IRR torpedoes RA 9504’s laudable objectives

 
When President Gloria Arroyo signed Republic Act 9504 into law less than three months ago, the government announced that it was giving immediate financial relief to low-income workers. However, the agencies—led by the Bureau of Internal Revenue (BIR)—that drafted the law’s implementing rules and regulations (IRR) seem determined to torpedo this widely applauded piece of social legislation.

The proposed IRR not only sets the effectivity of RA 9504 to July next year—thus contradicting the law’s avowed aim of providing “immediate” financial relief. It also provides an entire maze of bureaucratic procedures that would tend to discourage companies and their employees from complying with RA 9504.

So distressing is the proposed IRR that some of country’s biggest business groups were reported to have joined the Tax Management Association of the Philippines Inc. (TMAP) in asking the government to revise the draft implementing provisions of the tax-relief package law.

According to the TMAP, the proposed IRR could “negate the law’s original purpose to grant timely relief to workers and could hurt productivity and needlessly burden employers.”

Enacted on June 17 amid calls to protect workers from the inflationary effects of rising food and fuel prices, RA 9504 exempts an estimated 500,000 minimum-wage earners (MWEs) from income-tax payments.

RA 950 also increases the level of personal exemptions and deductions of individual taxpayers. The personal exemption of single taxpayers was raised from P20,000 to P50,000; heads of families from P25,000 to P50,000; and married employees from P32,000 to P50,000.

According to a report published in the BusinessMirror Wednesday, TMAP president Laura Yuson-Layug branded parts of RA 9504 as “contrary to law and jurisprudence.” She said as much in a letter to Finance Secretary Margaito Teves.

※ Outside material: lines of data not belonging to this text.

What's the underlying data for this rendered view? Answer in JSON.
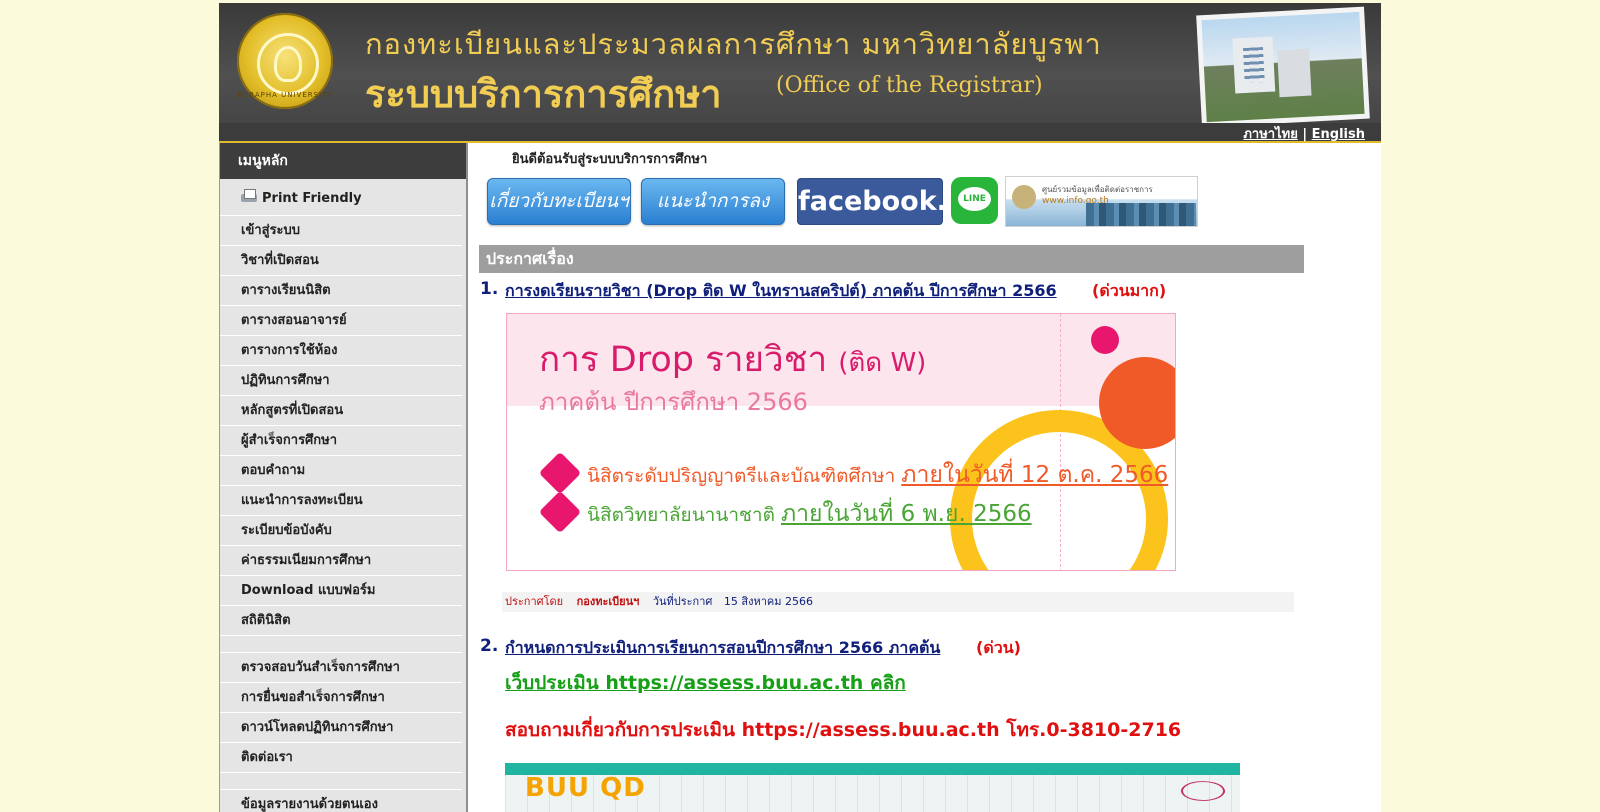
{
  "header": {
    "title_line1": "กองทะเบียนและประมวลผลการศึกษา มหาวิทยาลัยบูรพา",
    "title_line2": "ระบบบริการการศึกษา",
    "title_line2_en": "(Office of the Registrar)",
    "seal_text": "BURAPHA UNIVERSITY",
    "lang_thai": "ภาษาไทย",
    "lang_sep": "|",
    "lang_en": "English"
  },
  "sidebar": {
    "heading": "เมนูหลัก",
    "print_label": "Print Friendly",
    "items": [
      "เข้าสู่ระบบ",
      "วิชาที่เปิดสอน",
      "ตารางเรียนนิสิต",
      "ตารางสอนอาจารย์",
      "ตารางการใช้ห้อง",
      "ปฏิทินการศึกษา",
      "หลักสูตรที่เปิดสอน",
      "ผู้สำเร็จการศึกษา",
      "ตอบคำถาม",
      "แนะนำการลงทะเบียน",
      "ระเบียบข้อบังคับ",
      "ค่าธรรมเนียมการศึกษา",
      "Download แบบฟอร์ม",
      "สถิตินิสิต"
    ],
    "items2": [
      "ตรวจสอบวันสำเร็จการศึกษา",
      "การยื่นขอสำเร็จการศึกษา",
      "ดาวน์โหลดปฏิทินการศึกษา",
      "ติดต่อเรา",
      "ข้อมูลรายงานด้วยตนเอง"
    ]
  },
  "main": {
    "welcome": "ยินดีต้อนรับสู่ระบบบริการการศึกษา",
    "buttons": {
      "about": "เกี่ยวกับทะเบียนฯ",
      "guide": "แนะนำการลงทะเบียน",
      "facebook": "facebook.",
      "line": "LINE",
      "info_text": "ศูนย์รวมข้อมูลเพื่อติดต่อราชการ",
      "info_url": "www.info.go.th"
    },
    "news_heading": "ประกาศเรื่อง",
    "news": [
      {
        "num": "1.",
        "title": "การงดเรียนรายวิชา (Drop ติด W ในทรานสคริปต์) ภาคต้น ปีการศึกษา 2566",
        "urgency": "(ด่วนมาก)",
        "banner": {
          "title": "การ Drop รายวิชา",
          "title_small": "(ติด W)",
          "subtitle": "ภาคต้น ปีการศึกษา 2566",
          "line1_text": "นิสิตระดับปริญญาตรีและบัณฑิตศึกษา ",
          "line1_date": "ภายในวันที่ 12 ต.ค. 2566",
          "line2_text": "นิสิตวิทยาลัยนานาชาติ ",
          "line2_date": "ภายในวันที่ 6 พ.ย. 2566"
        },
        "posted_label": "ประกาศโดย",
        "posted_by": "กองทะเบียนฯ",
        "date_label": "วันที่ประกาศ",
        "date": "15 สิงหาคม 2566"
      },
      {
        "num": "2.",
        "title": "กำหนดการประเมินการเรียนการสอนปีการศึกษา 2566 ภาคต้น",
        "urgency": "(ด่วน)",
        "link_line": "เว็บประเมิน https://assess.buu.ac.th คลิก",
        "contact_line": "สอบถามเกี่ยวกับการประเมิน https://assess.buu.ac.th โทร.0-3810-2716",
        "banner_logo": "BUU QD"
      }
    ]
  },
  "colors": {
    "page_bg": "#fbfbdc",
    "header_bg": "#454545",
    "header_gold": "#f2cd54",
    "link_navy": "#10207a",
    "urgent_red": "#e01010",
    "green": "#16a016"
  }
}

Similar objections were aired in a joint position paper by the TMAP, the Action for Economic Reforms, American Chamber of Commerce in the Philippines, Business Processing Association of the Philippines, Employers Confederation of the Philippines, Financial Executives Institutes of the Philippines, Management Association of the Philippines, Makati Business Club, Philippine Chamber of Commerce and Industry, Philippine Institute of Certified Public Accountants, Philippine Inter-Island Shipping Association, Philippine Liner Shipping Association, People Management Association of the Philippines and Public Services Labor Independent Confederation.

One of the IRR provisions declares that income-tax exemptions for MWEs and increases in personal and additional exemptions would take effect on July 1, next year.

The TMAP pointed out that RA 9504 is a social legislation passed by Congress to grant “immediate relief” to the economic plight of people during times of high fuel costs driving up inflationary pressures. It said the benefits of the law should be made available in full for the year 2008.

“To make the income tax exemption and increase in personal and additional exemptions available only from July 1, 2008 [violates] the forgoing intent,” said the TMAP, which groups tax lawyers and accountants of the country’s largest companies.

In addition, the proposed IRR limits the coverage of the law by adding the condition that an employee receiving additional income—like commissions, fringe benefits in excess of the statutory tax-exempt amount of P30,000—shall not be considered an MWE and shall be taxed for his entire income.

“By imposing limitations that effectively deprive MWEs of the tax exemption accorded by law, the BIR oversteps the bounds of law which it seeks to implement,” the TMAP said in its letter to Teves. “It is a settled rule that administrative agencies such as the BIR may not, by rules and regulations, amend, alter, modify, supplant, enlarge or limit the terms of the statute they are tasked to implement.” TMAP cited the case of Commissioner of Internal Revenue v. Court of Appeals, 240 SCRA 368 (1995).

The TMAP said the additional requirement that taxes the entire income versus simply taxing the amount in excess of P30,000 discourages worker productivity.

RA 9504 also requires employers to submit to the Department of Labor and Employment (DOLE) offices quarterly alphalists of their MWEs and their MWEs with hazard pay. The DOLE will in turn submit the lists to the BIR.

Moreover, employers that used to submit consolidated alpha lists will now have to submit the same on a regional basis, while all employees are required to file registration update forms along with supporting documents. Failure to file these forms will result in zero exemption, according to the draft IRR, the subject of recent meetings between the Department of Finance (DOF) and the BIR and the private firms.

“The administrative requirements imposed by the draft revenue regulations are an administrative nightmare,” said the TMAP, calling them “unnecessary, and contrary to the characteristics of a sound tax system.”

TMAP officials are scheduled to meet with DOF representatives Friday in order to clarify issues on RA 9505’s implementation. Hopefully, their discussions would lead to corrections in the IRR’s defects.